There are several types of satire:
- Diminution: Reduces the size of something in order that it may be made to appear ridiculous or in order to be examined closely and have its faults seen close up. For example, treating the Canadian Members of Parliament as a squabbling group of little boys is an example of diminution. Gulliver's Travels is a diminutive satire.
- Inflation: A common technique of satire is to take a real-life situation and exaggerate it to such a degree that it becomes ridiculous and its faults can be seen, and thus satirical. For example, two boys arguing over a possession of a car can be inflated into an interstellar war. The Rape of the Lock is an example of inflation.
- Juxtaposition: Places things of unequal importance side by side. It brings all the things down to the lowest level of importance on the list. For example, if a guy says his important subjects in school include Calculus, Computer Science, Physics, and girl-watching, he has managed to take away some of the importance of the first three. The Rape of the Lock is also an example of juxtaposition.
- Parody: Imitates the techniques and style of some person, place, or thing. Parody is used for mocking or mocking its idea of the person, place, or thing. Monty Python is an example of parody.
- A Tale of a Tub, Gulliver's Travels and "A Modest Proposal" by Jonathan Swift, harsh views of the world
- Candide by Voltaire, satirizing optimism
- Erewhon by Samuel Butler II, a utopia, a form that is common in satire.
- Nineteen Eighty-Four by George Orwell, a dystopia, also common in satire.

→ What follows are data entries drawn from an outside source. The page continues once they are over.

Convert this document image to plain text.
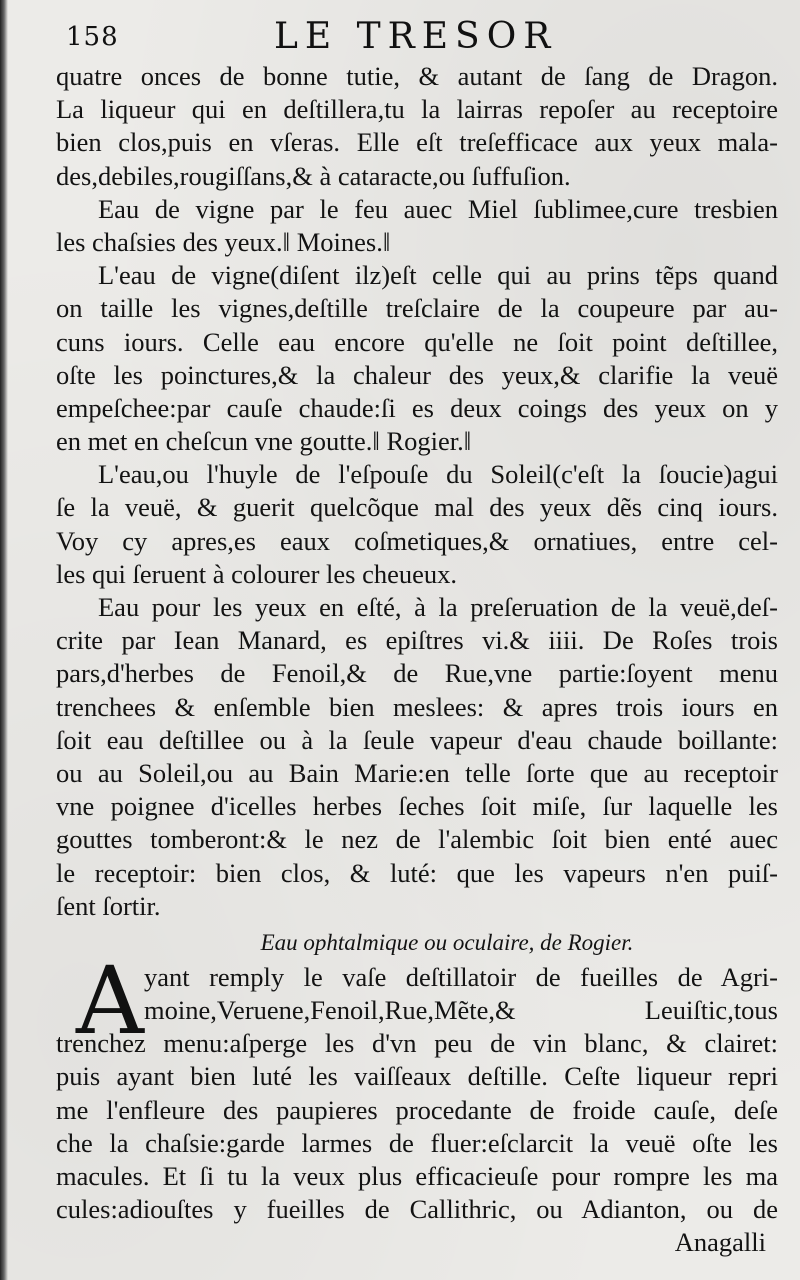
158	LE TRESOR
quatre onces de bonne tutie, & autant de ſang de Dragon.
La liqueur qui en deſtillera,tu la lairras repoſer au receptoire
bien clos,puis en vſeras. Elle eſt treſefficace aux yeux mala-
des,debiles,rougiſſans,& à cataracte,ou ſuffuſion.
Eau de vigne par le feu auec Miel ſublimee,cure tresbien
les chaſsies des yeux.‖ Moines.‖
L'eau de vigne(diſent ilz)eſt celle qui au prins tẽps quand
on taille les vignes,deſtille treſclaire de la coupeure par au-
cuns iours. Celle eau encore qu'elle ne ſoit point deſtillee,
oſte les poinctures,& la chaleur des yeux,& clarifie la veuë
empeſchee:par cauſe chaude:ſi es deux coings des yeux on y
en met en cheſcun vne goutte.‖ Rogier.‖
L'eau,ou l'huyle de l'eſpouſe du Soleil(c'eſt la ſoucie)agui
ſe la veuë, & guerit quelcõque mal des yeux dẽs cinq iours.
Voy cy apres,es eaux coſmetiques,& ornatiues, entre cel-
les qui ſeruent à colourer les cheueux.
Eau pour les yeux en eſté, à la preſeruation de la veuë,deſ-
crite par Iean Manard, es epiſtres vi.& iiii. De Roſes trois
pars,d'herbes de Fenoil,& de Rue,vne partie:ſoyent menu
trenchees & enſemble bien meslees: & apres trois iours en
ſoit eau deſtillee ou à la ſeule vapeur d'eau chaude boillante:
ou au Soleil,ou au Bain Marie:en telle ſorte que au receptoir
vne poignee d'icelles herbes ſeches ſoit miſe, ſur laquelle les
gouttes tomberont:& le nez de l'alembic ſoit bien enté auec
le receptoir: bien clos, & luté: que les vapeurs n'en puiſ-
ſent ſortir.
Eau ophtalmique ou oculaire, de Rogier.
A yant remply le vaſe deſtillatoir de fueilles de Agri-
moine,Veruene,Fenoil,Rue,Mẽte,& Leuiſtic,tous
trenchez menu:aſperge les d'vn peu de vin blanc, & clairet:
puis ayant bien luté les vaiſſeaux deſtille. Ceſte liqueur repri
me l'enfleure des paupieres procedante de froide cauſe, deſe
che la chaſsie:garde larmes de fluer:eſclarcit la veuë oſte les
macules. Et ſi tu la veux plus efficacieuſe pour rompre les ma
cules:adiouſtes y fueilles de Callithric, ou Adianton, ou de
Anagalli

- Ubu Roi (or King Turd), by Alfred Jarry, cacotopia
- Penguin Island by Anatole France, utopia
- Brave New World by Aldous Huxley, dystopia
- Mark Twain's later works, notably The Man Who Corrupted Hadleyburg
- C. Northcote Parkinson was a British 20th century writer of satire on bureaucracy.
- Thomas Nast's political cartoons against Boss Tweed
- Stanley Kubrick's motion pictures Doctor Strangelove and A Clockwork Orange.
- The Monty Python opus, satirizing British character types.
- Private Eye magazine
- The Onion's parody of journalism
- Chris Morris's Brass Eye - a parody of TV news programmes
- The Daily Show - parody of TV news
- 'Hot Shots' (parody of 'Top Gun' and 'Hot Shots 2' (parody of the 'Rambo' films)
- The Austin Powers trilogy parodies several other movies
On occasion, satire can cause social change when used to make a political or social point. For instance, the comic strip Doonesbury satirized a Florida county that had a racist law that minorities had to have a passcard in the area, the law was soon repealed with an act nicknamed the Doonesbury Act. In the 2000 Canadian federal election campaign, a Canadian Alliance proposal for a mechanism to require a referendum in response to a petition of sufficient size was satirized by the television show This Hour Has 22 Minutes so effectively that it was discredited and soon dropped.
Satire enjoyed a renaissance in the UK in the early 1960s with the Satire Boom, led by such luminaries as Peter Cook, Alan Bennett, Jonathan Miller, David Frost, Eleanor Bron and Dudley Moore and the television programme That Was The Week That Was.